Aristote
Extrait du document
«
"Celui qui par nature ne s'appartient pas mais qui est l'homme d'un autre,
celui-là est esclave par nature ; et est l'homme d'un autre celui qui, tout
en étant un homme, est un bien acquis, et un bien acquis c'est un
instrument en vue de l'action et séparé de celui qui s'en sert.
Il faut examiner s'il existe ou non quelqu'un qui soit ainsi par nature, s'il
est meilleur et juste pour quelqu'un d'être esclave, ou si cela ne l'est pas,
tout esclavage étant contre nature.
Or (le problème) n'est pas difficile, la
raison le montre aussi bien que les faits l'enseignent.
Car commander et
être commandé font partie non seulement des choses indispensables,
mais aussi des choses avantageuses.
Et c'est dès leur naissance qu'une
distinction a été opérée chez certains, les uns devant être commandés,
les autres commandant.
(...) La nature veut marquer dans les corps la différence entre hommes
libres et esclaves : ceux des seconds sont robustes, aptes aux travaux
indispensables, ceux des premiers sont droits et inaptes à de telles
besognes, mais adaptés à la vie politique (laquelle se trouve partagée
entre les tâches de la guerre et les tâches de la paix).
Pourtant le
contraire, aussi, se rencontre fréquemment : tels ont des corps
d'hommes libres, tels en ont l'âme.
Il est, en effet, manifeste que si les
hommes libres se distinguaient par le corps seul autant que les images
des dieux, tout le monde conviendrait que les autres mériteraient de les
servir comme esclaves.
Et si cela est vrai du corps, une telle distinction est encore plus juste appliquée à
l'âme.
Mais il n'est pas aussi facile d'apercevoir la beauté de l'âme que celle du corps." ARISTOTE.
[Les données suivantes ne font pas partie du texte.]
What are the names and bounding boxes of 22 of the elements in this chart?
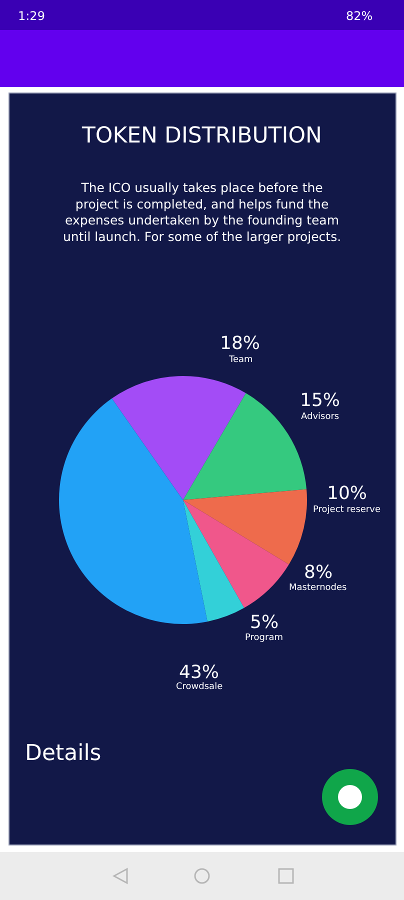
data-label: 10% [327, 483, 368, 504]
slice-label: Team [228, 355, 253, 365]
pie-slice [59, 398, 208, 624]
slice-label: Masternodes [289, 583, 348, 593]
data-label: 5% [250, 612, 279, 633]
slice-label: Program [245, 633, 283, 643]
pie-slice [183, 489, 307, 565]
data-label: 18% [220, 333, 260, 354]
data-label: 8% [304, 562, 333, 583]
pie-slice [112, 376, 246, 500]
slice-label: Crowdsale [176, 682, 224, 692]
text: Details [25, 741, 102, 766]
pie-slice [183, 500, 244, 622]
text: 82% [346, 9, 373, 23]
text: 1:29 [18, 9, 45, 23]
slice-label: Project reserve [313, 505, 381, 515]
chart-subtitle: The ICO usually takes place before the project is completed, and helps fund the expenses undertaken by the founding team until launch. For some of the larger projects. [63, 180, 342, 244]
chart-title: TOKEN DISTRIBUTION [80, 124, 322, 149]
data-label: 43% [179, 662, 220, 683]
pie-slice [183, 500, 289, 608]
slice-label: Advisors [301, 412, 340, 422]
data-label: 15% [300, 390, 340, 411]
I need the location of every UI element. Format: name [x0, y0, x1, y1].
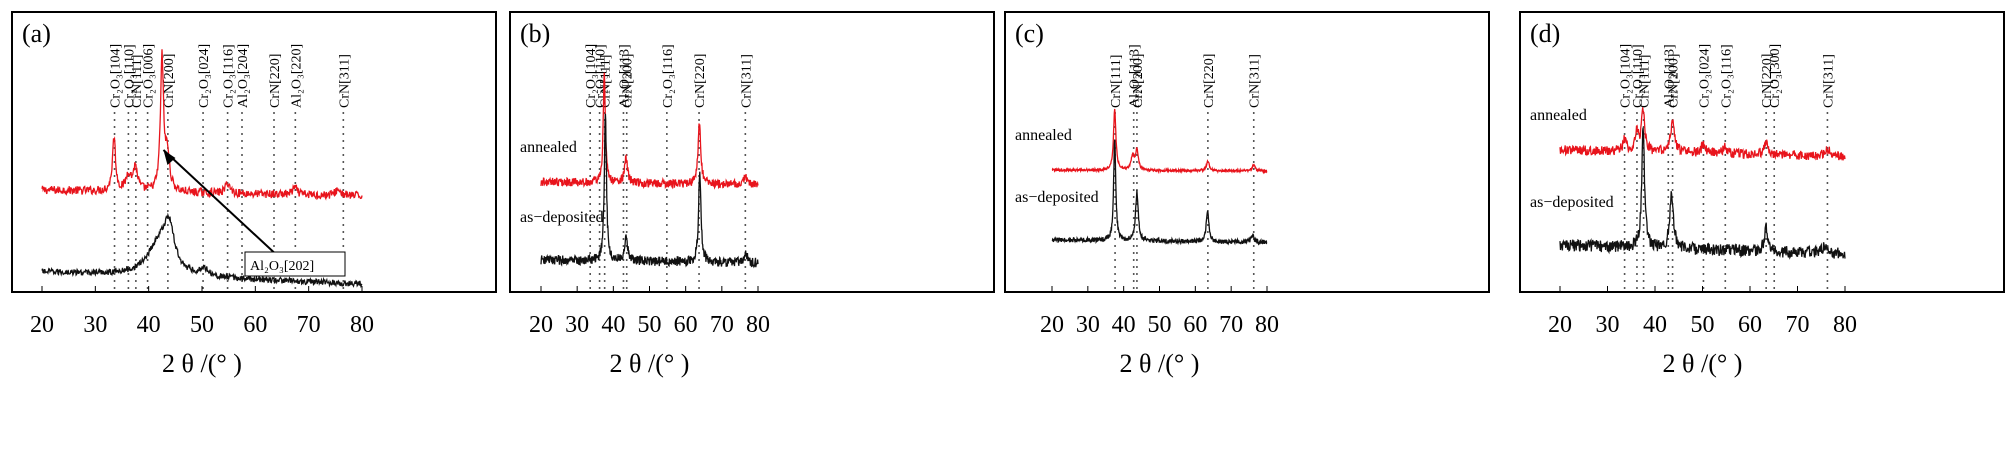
- x-tick-label: 60: [674, 312, 698, 338]
- panel-frame: [11, 11, 497, 293]
- annotation-arrowhead: [163, 150, 176, 165]
- reference-label: CrN[200]: [621, 54, 636, 108]
- reference-label: CrN[311]: [337, 54, 352, 108]
- x-tick-label: 30: [83, 312, 107, 338]
- series-label-annealed: annealed: [1015, 127, 1072, 144]
- x-tick-label: 80: [350, 312, 374, 338]
- reference-label: CrN[220]: [1202, 54, 1217, 108]
- reference-label: CrN[311]: [1821, 54, 1836, 108]
- panel-c: (c) CrN[111] Al₂O₃[113]CrN[200] CrN[220] CrN…: [1004, 11, 1490, 378]
- reference-label: CrN[220]: [268, 54, 283, 108]
- reference-label: CrN[311]: [739, 54, 754, 108]
- x-tick-label: 60: [243, 312, 267, 338]
- x-tick-label: 70: [1219, 312, 1243, 338]
- reference-label: CrN[200]: [1131, 54, 1146, 108]
- x-axis-title: 2 θ /(° ): [162, 349, 242, 378]
- reference-label: CrN[111]: [599, 55, 614, 108]
- reference-label: CrN[220]: [693, 54, 708, 108]
- panel-a: (a) Cr₂O₃[104]Cr₂O₃[110]CrN[111]Cr₂O₃[006…: [11, 11, 497, 378]
- x-tick-label: 30: [565, 312, 589, 338]
- reference-label: CrN[111]: [130, 55, 145, 108]
- x-tick-label: 60: [1183, 312, 1207, 338]
- panel-d: (d) Cr₂O₃[104]Cr₂O₃[110]CrN[111] Al₂O₃[113…: [1519, 11, 2005, 378]
- x-tick-label: 80: [746, 312, 770, 338]
- panel-frame: [509, 11, 995, 293]
- x-tick-label: 60: [1738, 312, 1762, 338]
- series-line-as-deposited: [540, 113, 759, 269]
- reference-label: Cr₂O₃[104]: [584, 44, 599, 108]
- series-label-as-deposited: as−deposited: [1530, 194, 1614, 211]
- x-tick-label: 80: [1255, 312, 1279, 338]
- x-tick-label: 70: [710, 312, 734, 338]
- reference-label: CrN[111]: [1109, 55, 1124, 108]
- x-tick-label: 20: [30, 312, 54, 338]
- x-tick-label: 50: [1148, 312, 1172, 338]
- reference-label: Al₂O₃[113]: [1662, 44, 1677, 108]
- series-line-annealed: [41, 49, 363, 201]
- series-line-as-deposited: [41, 212, 363, 289]
- panel-label: (a): [22, 19, 51, 48]
- panel-b: (b)Cr₂O₃[104]Cr₂O₃[110]CrN[111] Al₂O₃[113…: [509, 11, 995, 378]
- series-line-as-deposited: [1559, 127, 1846, 260]
- panel-label: (d): [1530, 19, 1560, 48]
- panel-label: (c): [1015, 19, 1044, 48]
- reference-label: CrN[200]: [162, 54, 177, 108]
- reference-label: CrN[111]: [1638, 55, 1653, 108]
- reference-label: Al₂O₃[113]: [617, 44, 632, 108]
- reference-label: Cr₂O₃[006]: [142, 44, 157, 108]
- x-tick-label: 20: [529, 312, 553, 338]
- reference-label: Cr₂O₃[110]: [122, 44, 137, 108]
- reference-label: Cr₂O₃[110]: [1631, 44, 1646, 108]
- series-label-as-deposited: as−deposited: [520, 209, 604, 226]
- series-line-annealed: [1051, 108, 1268, 175]
- x-axis-title: 2 θ /(° ): [1120, 349, 1200, 378]
- x-tick-label: 80: [1833, 312, 1857, 338]
- annotation-box: [244, 251, 346, 277]
- reference-label: Cr₂O₃[104]: [109, 44, 124, 108]
- reference-label: Al₂O₃[113]: [1128, 44, 1143, 108]
- series-label-as-deposited: as−deposited: [1015, 189, 1099, 206]
- x-tick-label: 40: [1643, 312, 1667, 338]
- x-tick-label: 20: [1548, 312, 1572, 338]
- reference-label: Al₂O₃[220]: [289, 44, 304, 108]
- reference-label: CrN[220]: [1760, 54, 1775, 108]
- x-tick-label: 40: [137, 312, 161, 338]
- series-label-annealed: annealed: [520, 139, 577, 156]
- x-tick-label: 40: [1112, 312, 1136, 338]
- x-axis-title: 2 θ /(° ): [610, 349, 690, 378]
- series-line-as-deposited: [1051, 139, 1268, 246]
- reference-label: Cr₂O₃[104]: [1619, 44, 1634, 108]
- x-tick-label: 30: [1076, 312, 1100, 338]
- panel-label: (b): [520, 19, 550, 48]
- reference-label: Al₂O₃[204]: [236, 44, 251, 108]
- series-line-annealed: [540, 72, 759, 190]
- reference-label: Cr₂O₃[024]: [1697, 44, 1712, 108]
- reference-label: Cr₂O₃[116]: [1719, 44, 1734, 108]
- x-tick-label: 40: [601, 312, 625, 338]
- x-tick-label: 20: [1040, 312, 1064, 338]
- reference-label: CrN[311]: [1248, 54, 1263, 108]
- x-tick-label: 30: [1596, 312, 1620, 338]
- series-label-annealed: annealed: [1530, 107, 1587, 124]
- reference-label: Cr₂O₃[116]: [661, 44, 676, 108]
- x-tick-label: 50: [638, 312, 662, 338]
- annotation-label: Al₂O₃[202]: [250, 259, 314, 274]
- reference-label: Cr₂O₃[024]: [197, 44, 212, 108]
- x-axis-title: 2 θ /(° ): [1663, 349, 1743, 378]
- x-tick-label: 50: [1691, 312, 1715, 338]
- series-line-annealed: [1559, 107, 1846, 162]
- reference-label: CrN[200]: [1667, 54, 1682, 108]
- x-tick-label: 70: [297, 312, 321, 338]
- annotation-arrow: [162, 149, 281, 259]
- x-tick-label: 70: [1786, 312, 1810, 338]
- reference-label: Cr₂O₃[116]: [222, 44, 237, 108]
- x-tick-label: 50: [190, 312, 214, 338]
- reference-label: Cr₂O₃[300]: [1768, 44, 1783, 108]
- panel-frame: [1004, 11, 1490, 293]
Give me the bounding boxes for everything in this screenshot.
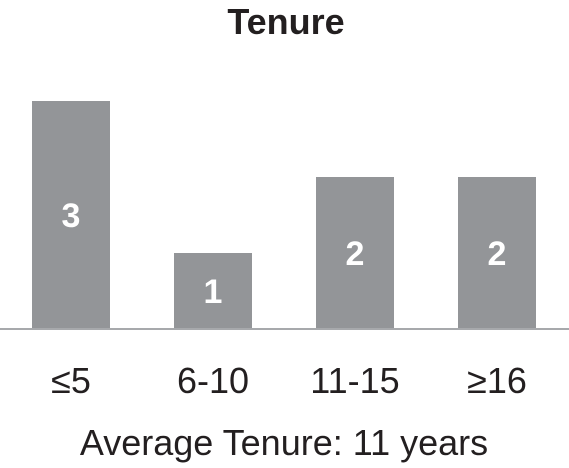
bars-group [32,101,536,329]
bar-4 [458,177,536,329]
bar-1 [32,101,110,329]
chart-title: Tenure [227,1,344,42]
x-tick-label-2: 6-10 [177,360,249,401]
x-tick-label-4: ≥16 [467,360,527,401]
data-label-4: 2 [488,235,507,273]
data-label-1: 3 [62,197,81,235]
x-tick-label-1: ≤5 [51,360,91,401]
labels-group: 3 ≤5 1 6-10 2 11-15 2 ≥16 [51,197,527,401]
x-tick-label-3: 11-15 [310,360,399,401]
average-tenure-caption: Average Tenure: 11 years [80,422,488,463]
bar-3 [316,177,394,329]
data-label-3: 2 [346,235,365,273]
bar-2 [174,253,252,329]
data-label-2: 1 [204,273,223,311]
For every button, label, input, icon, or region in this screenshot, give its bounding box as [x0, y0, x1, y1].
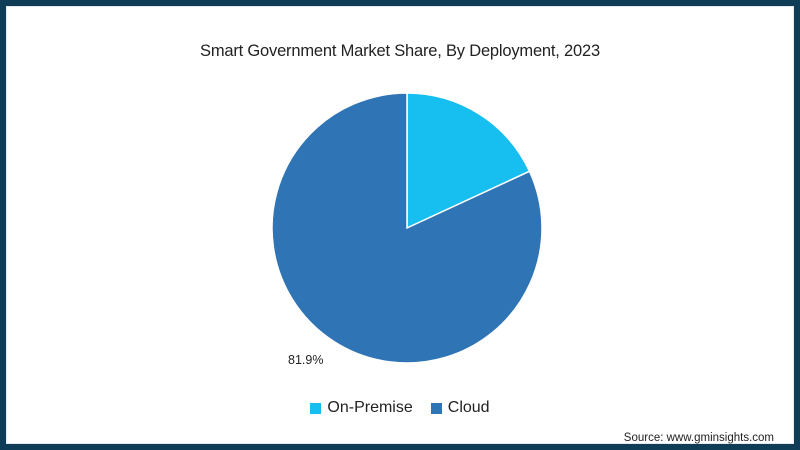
- pie-slice-on-premise[interactable]: [406, 92, 531, 230]
- pie-slice-cloud[interactable]: [271, 92, 543, 364]
- chart-frame: Smart Government Market Share, By Deploy…: [6, 6, 794, 444]
- legend-swatch-on-premise: [310, 402, 322, 414]
- source-text: Source: www.gminsights.com: [623, 432, 774, 444]
- legend-item-cloud[interactable]: Cloud: [430, 399, 490, 417]
- legend: On-Premise Cloud: [6, 399, 794, 417]
- legend-item-on-premise[interactable]: On-Premise: [310, 399, 413, 417]
- legend-label-cloud: Cloud: [447, 399, 490, 416]
- legend-label-on-premise: On-Premise: [327, 399, 413, 416]
- chart-title: Smart Government Market Share, By Deploy…: [200, 42, 600, 60]
- data-label-cloud: 81.9%: [288, 353, 324, 367]
- legend-swatch-cloud: [430, 402, 442, 414]
- pie-chart: [271, 92, 543, 364]
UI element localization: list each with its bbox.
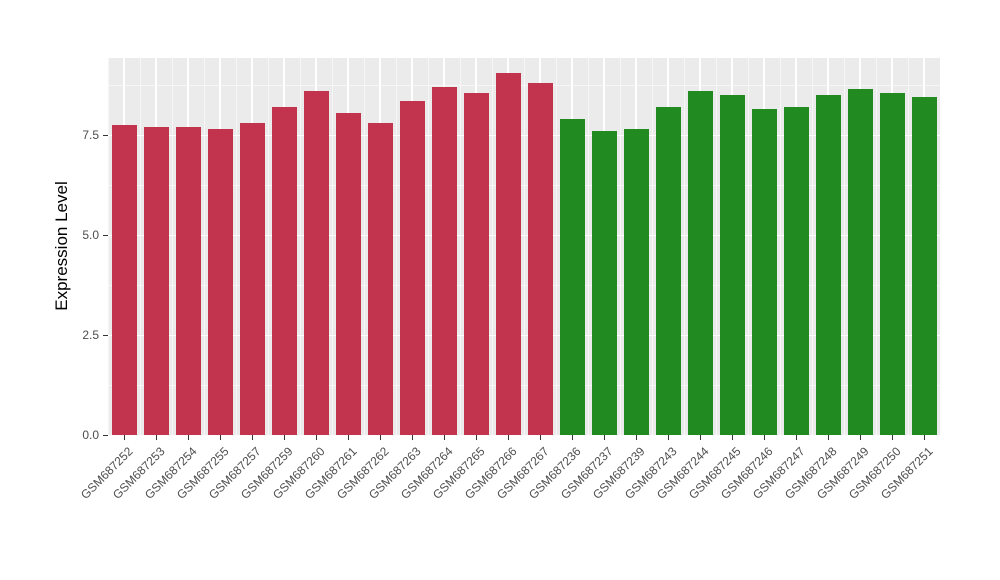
minor-gridline-vertical: [171, 58, 173, 435]
minor-gridline-vertical: [139, 58, 141, 435]
y-tick-mark: [103, 434, 108, 436]
x-tick-mark: [859, 435, 861, 440]
bar-GSM687251: [911, 97, 937, 435]
y-tick-mark: [103, 334, 108, 336]
minor-gridline-vertical: [267, 58, 269, 435]
minor-gridline-vertical: [523, 58, 525, 435]
bar-GSM687257: [239, 123, 265, 435]
bar-GSM687263: [399, 101, 425, 435]
x-tick-mark: [443, 435, 445, 440]
bar-GSM687264: [431, 87, 457, 435]
bar-GSM687247: [783, 107, 809, 435]
minor-gridline-vertical: [683, 58, 685, 435]
y-tick-mark: [103, 234, 108, 236]
minor-gridline-vertical: [555, 58, 557, 435]
y-tick-label: 0.0: [82, 428, 99, 442]
minor-gridline-vertical: [651, 58, 653, 435]
x-tick-mark: [219, 435, 221, 440]
x-tick-mark: [667, 435, 669, 440]
x-tick-mark: [507, 435, 509, 440]
x-tick-mark: [539, 435, 541, 440]
x-tick-mark: [699, 435, 701, 440]
x-tick-mark: [187, 435, 189, 440]
bar-GSM687259: [271, 107, 297, 435]
bar-GSM687250: [879, 93, 905, 435]
x-tick-mark: [571, 435, 573, 440]
x-tick-mark: [347, 435, 349, 440]
minor-gridline-vertical: [939, 58, 940, 435]
bar-GSM687267: [527, 83, 553, 435]
x-tick-mark: [315, 435, 317, 440]
bar-GSM687245: [719, 95, 745, 435]
minor-gridline-vertical: [299, 58, 301, 435]
bar-GSM687255: [207, 129, 233, 435]
y-tick-label: 2.5: [82, 328, 99, 343]
minor-gridline-vertical: [907, 58, 909, 435]
bar-GSM687260: [303, 91, 329, 435]
x-tick-mark: [923, 435, 925, 440]
minor-gridline-vertical: [715, 58, 717, 435]
minor-gridline-vertical: [619, 58, 621, 435]
minor-gridline-vertical: [587, 58, 589, 435]
bar-GSM687244: [687, 91, 713, 435]
y-tick-label: 7.5: [82, 128, 99, 143]
minor-gridline-vertical: [459, 58, 461, 435]
bar-GSM687265: [463, 93, 489, 435]
x-tick-mark: [891, 435, 893, 440]
minor-gridline-vertical: [203, 58, 205, 435]
bar-GSM687236: [559, 119, 585, 435]
x-tick-mark: [763, 435, 765, 440]
plot-panel: [108, 58, 940, 435]
x-tick-mark: [603, 435, 605, 440]
x-tick-mark: [635, 435, 637, 440]
bar-GSM687248: [815, 95, 841, 435]
bar-GSM687246: [751, 109, 777, 435]
bar-GSM687253: [143, 127, 169, 435]
x-tick-mark: [155, 435, 157, 440]
bar-GSM687237: [591, 131, 617, 435]
y-tick-mark: [103, 134, 108, 136]
minor-gridline-vertical: [747, 58, 749, 435]
minor-gridline-vertical: [811, 58, 813, 435]
x-tick-mark: [795, 435, 797, 440]
minor-gridline-vertical: [331, 58, 333, 435]
bar-GSM687249: [847, 89, 873, 435]
bar-GSM687266: [495, 73, 521, 435]
x-tick-mark: [283, 435, 285, 440]
minor-gridline-vertical: [395, 58, 397, 435]
x-tick-mark: [123, 435, 125, 440]
x-tick-mark: [251, 435, 253, 440]
bar-GSM687261: [335, 113, 361, 435]
minor-gridline-vertical: [427, 58, 429, 435]
x-tick-mark: [475, 435, 477, 440]
x-tick-mark: [379, 435, 381, 440]
x-tick-mark: [827, 435, 829, 440]
minor-gridline-vertical: [779, 58, 781, 435]
x-tick-mark: [411, 435, 413, 440]
bar-GSM687239: [623, 129, 649, 435]
x-tick-mark: [731, 435, 733, 440]
minor-gridline-vertical: [235, 58, 237, 435]
minor-gridline-vertical: [875, 58, 877, 435]
minor-gridline-vertical: [363, 58, 365, 435]
minor-gridline-vertical: [843, 58, 845, 435]
y-axis-title: Expression Level: [52, 181, 71, 311]
minor-gridline-vertical: [108, 58, 109, 435]
bar-GSM687243: [655, 107, 681, 435]
bar-GSM687262: [367, 123, 393, 435]
y-tick-label: 5.0: [82, 228, 99, 243]
bar-GSM687252: [111, 125, 137, 435]
minor-gridline-vertical: [491, 58, 493, 435]
bar-GSM687254: [175, 127, 201, 435]
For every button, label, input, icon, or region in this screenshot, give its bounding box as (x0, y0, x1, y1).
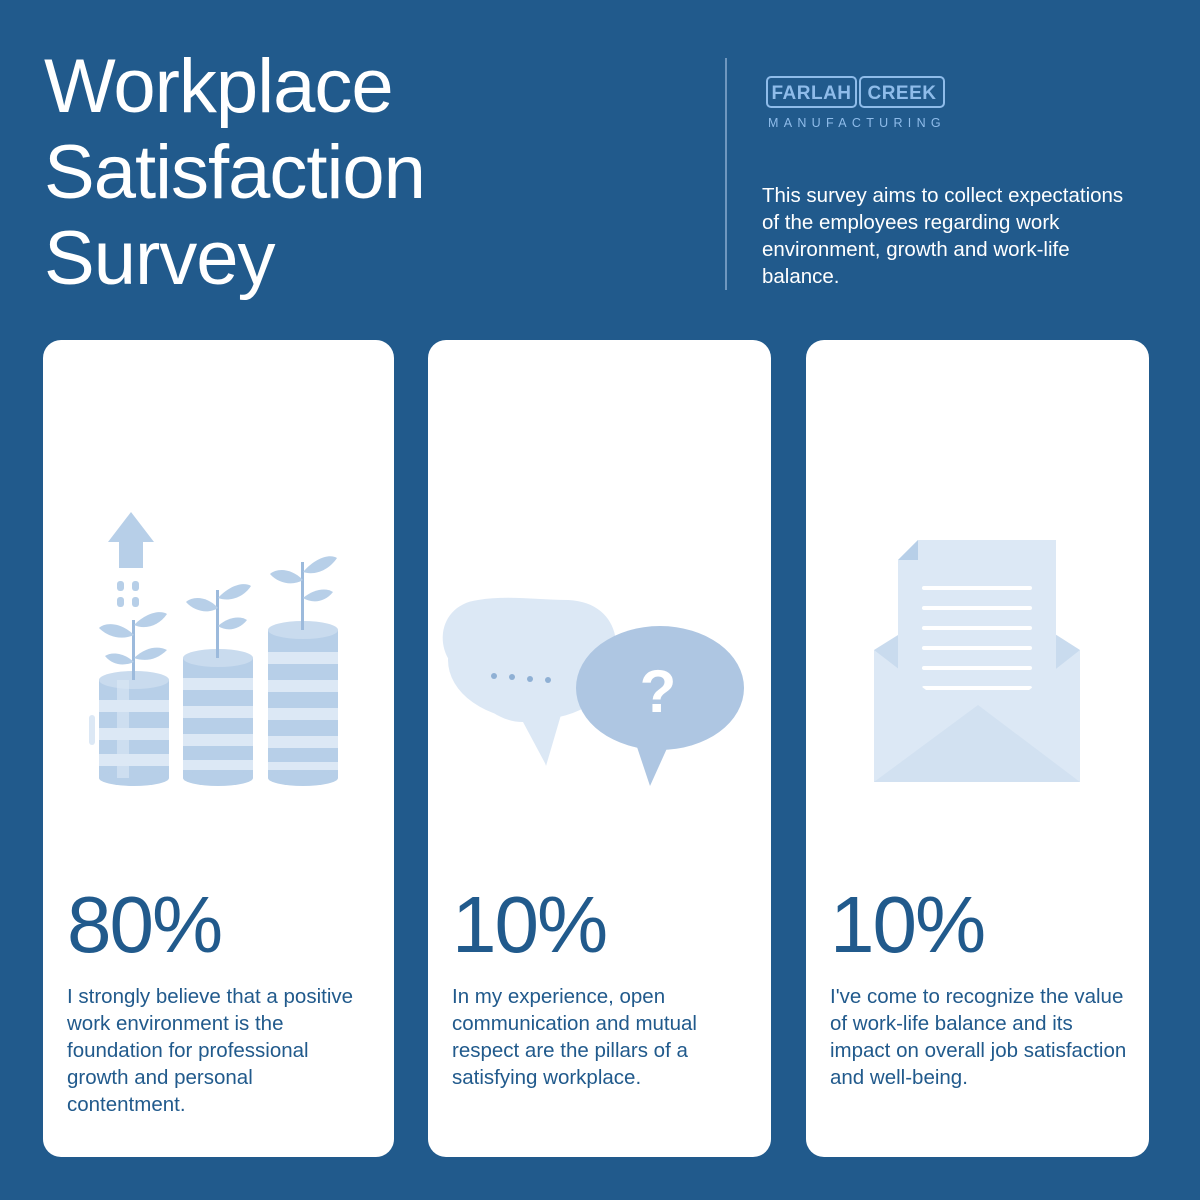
logo-word-farlah: FARLAH (766, 76, 857, 108)
stat-description: In my experience, open communication and… (452, 985, 697, 1089)
page-title: Workplace Satisfaction Survey (44, 44, 426, 302)
title-line-1: Workplace (44, 44, 394, 129)
header-divider (725, 58, 727, 290)
stat-card-work-life-balance: 10% I've come to recognize the value of … (806, 340, 1149, 1157)
logo-subtitle: MANUFACTURING (768, 116, 946, 130)
stat-percent: 80% (67, 880, 223, 969)
stat-card-communication: ? 10% In my experience, open communicati… (428, 340, 771, 1157)
title-line-2: Satisfaction (44, 130, 426, 215)
stat-card-work-environment: 80% I strongly believe that a positive w… (43, 340, 394, 1157)
envelope-letter-icon (874, 540, 1080, 782)
stat-percent: 10% (830, 880, 986, 969)
stat-description: I've come to recognize the value of work… (830, 985, 1127, 1089)
logo-word-creek: CREEK (859, 76, 945, 108)
svg-text:?: ? (640, 658, 677, 725)
chat-bubbles-icon: ? (442, 597, 744, 786)
stat-percent: 10% (452, 880, 608, 969)
stat-description: I strongly believe that a positive work … (67, 985, 354, 1116)
growing-coins-icon (89, 512, 338, 786)
title-line-3: Survey (44, 216, 276, 301)
company-logo: FARLAH CREEK MANUFACTURING (766, 76, 956, 136)
survey-description: This survey aims to collect expectations… (762, 184, 1124, 288)
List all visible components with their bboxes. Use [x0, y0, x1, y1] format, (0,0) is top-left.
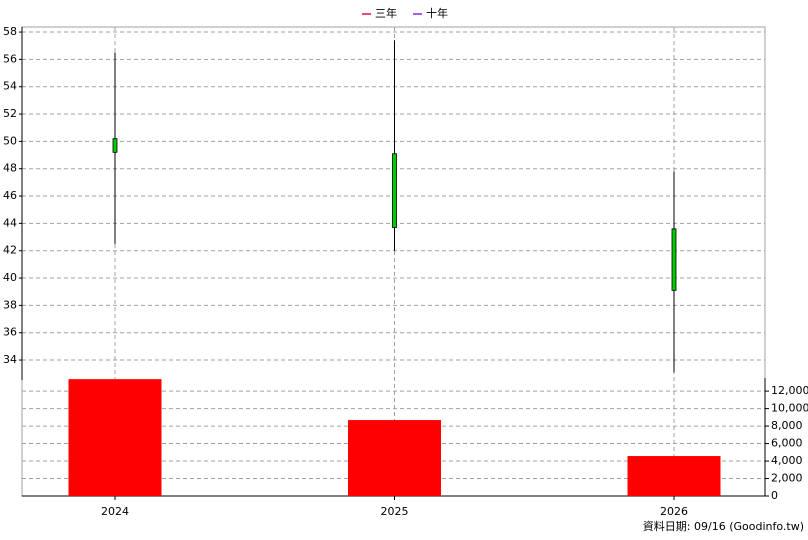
- y2-tick-label: 12,000: [771, 384, 808, 397]
- candle-body: [392, 153, 397, 228]
- x-tick-label: 2025: [381, 505, 409, 518]
- volume-bar: [348, 420, 441, 496]
- y-tick-label: 54: [3, 80, 17, 93]
- y-tick-label: 48: [3, 162, 17, 175]
- y-tick-label: 34: [3, 353, 17, 366]
- y2-tick-label: 4,000: [771, 454, 803, 467]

La société grecque, dans laquelle vit Aristote, est esclavagiste.
Pour lui comme pour la plupart de ses contemporains,
l'esclavage va de soi.
Il explique ici que la différence de statut entre les hommes libres et les esclaves tient à une
différence de nature entre les hommes.
L'esclave est défini par Aristote d'une part comme celui qui appartient à un autre (un « bien acquis »), d'autre part
comme celui qui est « un instrument en vue de l'action », la différence entre l'esclave et l'outil étant alors que le
premier est un instrument animé.
La question posée est de savoir si l'esclavage est « par nature » ou « contre nature ».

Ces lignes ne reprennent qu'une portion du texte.